HASC subcommittees rolled out their portions of the National Defense Authorization Act on Tuesday. Those marks included increases in the procurement of F-35 Joint Strike Fighters from Lockheed Martin [LMT], Boeing [BA] F/A-18 Super Hornets, more Army helicopters, incremental funding to finish off construction of an Arleigh Burke-class destroyer and one additional Littoral Combat Ship.
Most of those items the Pentagon planned to buy in 2017, according to its 2016 future years defense plan, Thornberry said. “But when the president did not ask for the money that was expected from the budget agreement, then they had to cut out all that stuff.”

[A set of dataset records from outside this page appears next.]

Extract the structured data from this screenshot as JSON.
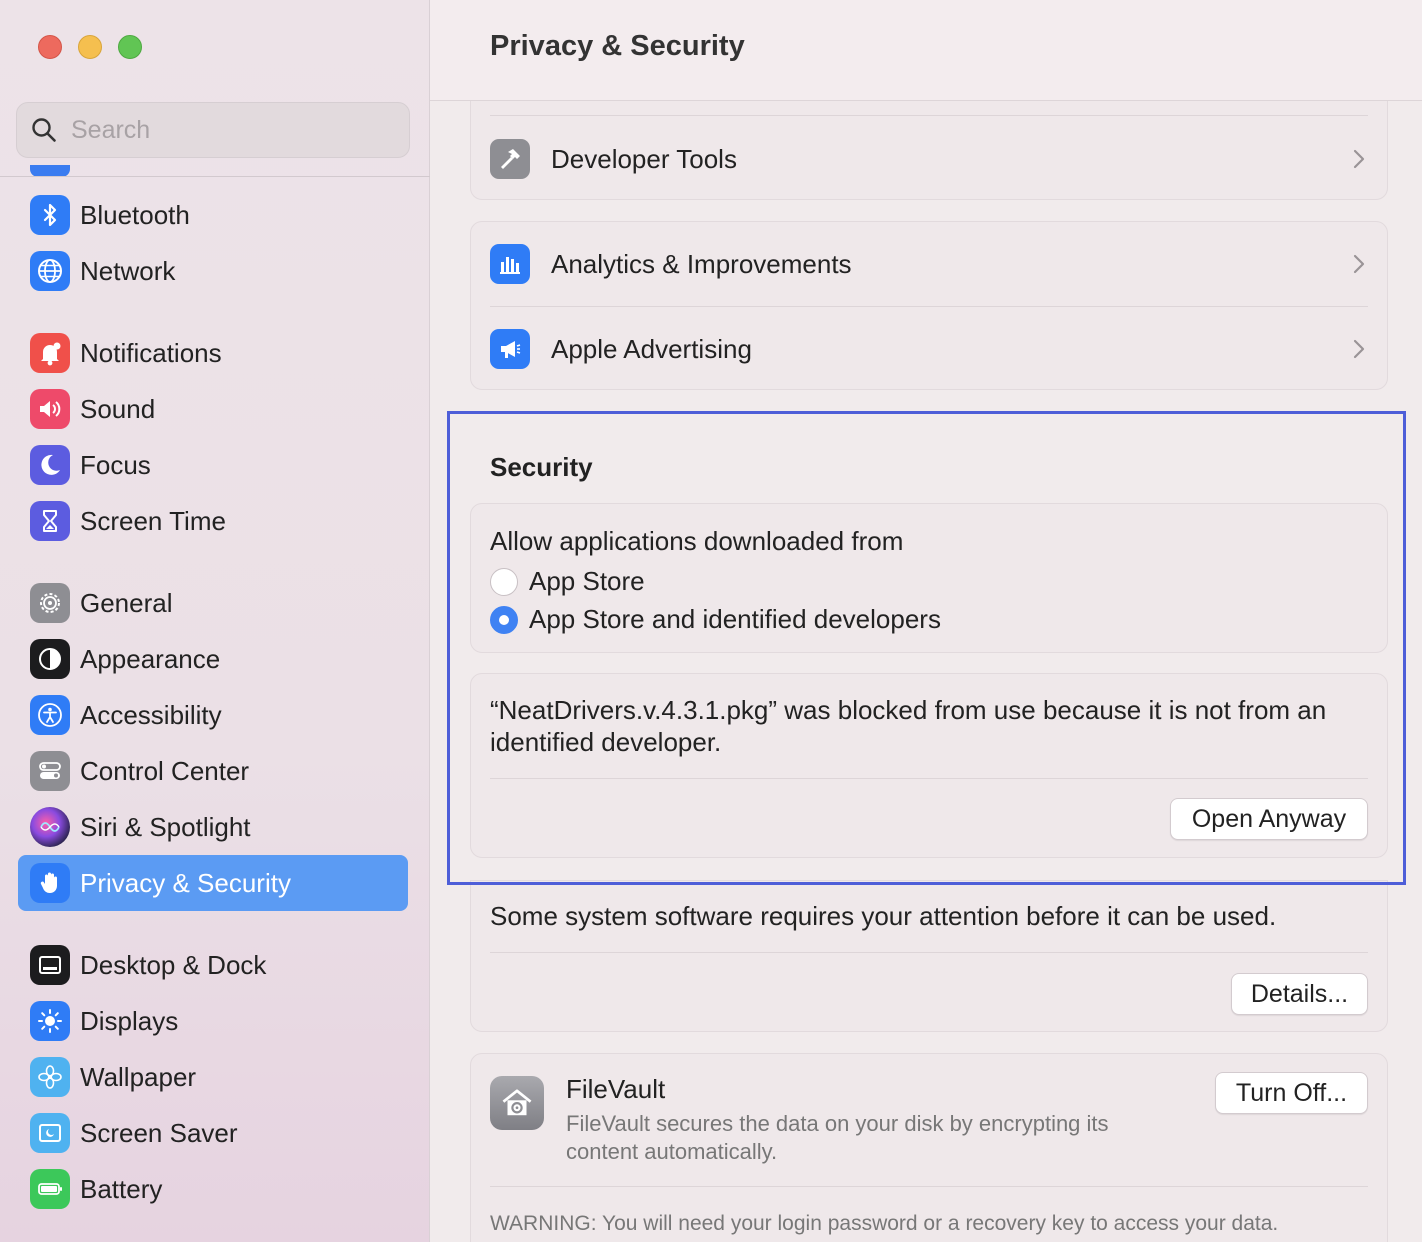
{
  "window": {
    "title": "Privacy & Security"
  },
  "sidebar": {
    "search": {
      "placeholder": "Search",
      "value": ""
    },
    "items": [
      {
        "label": "Bluetooth",
        "icon": "bluetooth-icon",
        "color": "#2f7cf6",
        "active": false
      },
      {
        "label": "Network",
        "icon": "globe-icon",
        "color": "#2f7cf6",
        "active": false
      },
      {
        "label": "Notifications",
        "icon": "bell-icon",
        "color": "#f0504a",
        "active": false
      },
      {
        "label": "Sound",
        "icon": "speaker-icon",
        "color": "#ee4a6a",
        "active": false
      },
      {
        "label": "Focus",
        "icon": "moon-icon",
        "color": "#5c5ce0",
        "active": false
      },
      {
        "label": "Screen Time",
        "icon": "hourglass-icon",
        "color": "#5c5ce0",
        "active": false
      },
      {
        "label": "General",
        "icon": "gear-icon",
        "color": "#8e8e93",
        "active": false
      },
      {
        "label": "Appearance",
        "icon": "appearance-icon",
        "color": "#1c1c1e",
        "active": false
      },
      {
        "label": "Accessibility",
        "icon": "accessibility-icon",
        "color": "#2f7cf6",
        "active": false
      },
      {
        "label": "Control Center",
        "icon": "toggles-icon",
        "color": "#8e8e93",
        "active": false
      },
      {
        "label": "Siri & Spotlight",
        "icon": "siri-icon",
        "color": "#3a2a6a",
        "active": false
      },
      {
        "label": "Privacy & Security",
        "icon": "hand-icon",
        "color": "#2f7cf6",
        "active": true
      },
      {
        "label": "Desktop & Dock",
        "icon": "dock-icon",
        "color": "#1c1c1e",
        "active": false
      },
      {
        "label": "Displays",
        "icon": "sun-icon",
        "color": "#2f7cf6",
        "active": false
      },
      {
        "label": "Wallpaper",
        "icon": "flower-icon",
        "color": "#4fb2f0",
        "active": false
      },
      {
        "label": "Screen Saver",
        "icon": "screensaver-icon",
        "color": "#4fb2f0",
        "active": false
      },
      {
        "label": "Battery",
        "icon": "battery-icon",
        "color": "#3cc85a",
        "active": false
      }
    ]
  },
  "main": {
    "privacy_rows": [
      {
        "label": "Developer Tools",
        "icon": "hammer-icon"
      },
      {
        "label": "Analytics & Improvements",
        "icon": "bar-chart-icon"
      },
      {
        "label": "Apple Advertising",
        "icon": "megaphone-icon"
      }
    ],
    "security": {
      "title": "Security",
      "allow_label": "Allow applications downloaded from",
      "options": [
        {
          "label": "App Store",
          "selected": false
        },
        {
          "label": "App Store and identified developers",
          "selected": true
        }
      ],
      "blocked_message": "“NeatDrivers.v.4.3.1.pkg” was blocked from use because it is not from an identified developer.",
      "open_anyway_label": "Open Anyway"
    },
    "system_software": {
      "message": "Some system software requires your attention before it can be used.",
      "details_label": "Details..."
    },
    "filevault": {
      "title": "FileVault",
      "description": "FileVault secures the data on your disk by encrypting its content automatically.",
      "turn_off_label": "Turn Off...",
      "warning": "WARNING: You will need your login password or a recovery key to access your data."
    }
  },
  "colors": {
    "accent": "#5b9bf3",
    "highlight_border": "#4e5ed8",
    "radio_selected": "#3f82f3"
  }
}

The Defense Department’s budget request included $524 billion in base expenditures and $59 billion for overseas contingency operations (OCO). The House and Pentagon budget numbers do not perfectly align because the NDAA also includes defense related funding for the Department of Energy and other agencies.
The House’s NDAA—slated for public release on Monday—will also contain changes to Thornberry’s acquisition reform bill (Defense Daily, April 21), as well as Goldwater-Nichols style changes to the Pentagon’s organizational structure, some of which were proposed by Defense Secretary Ashton Carter (Defense Daily, April 5) . The full committee will mark up the bill on April 27.
House Speaker Paul Ryan (R-Wis.) said the House appropriations committee will back Thornberry’s gambit.
“I support what Mac Thornberry is marking up at the House Armed Services and the appropriators will follow suite,” he said in a press conference.
However, Senate Armed Services Committee Chairman John McCain (R-Ariz.), said he may not follow the HASC chairman’s lead.
“I don’t know if we’re going to go in that direction or not. I don’t think so. We may go in a different direction,” he said. “But I respect his efforts very much.”
Whether President Barack Obama and Democrats support the increased base budget is also up in the air. For his part, Thornberry said he expects to see a veto threat from Obama over the transferred OCO expenses. “If it’s not that, it’s something else,” he said.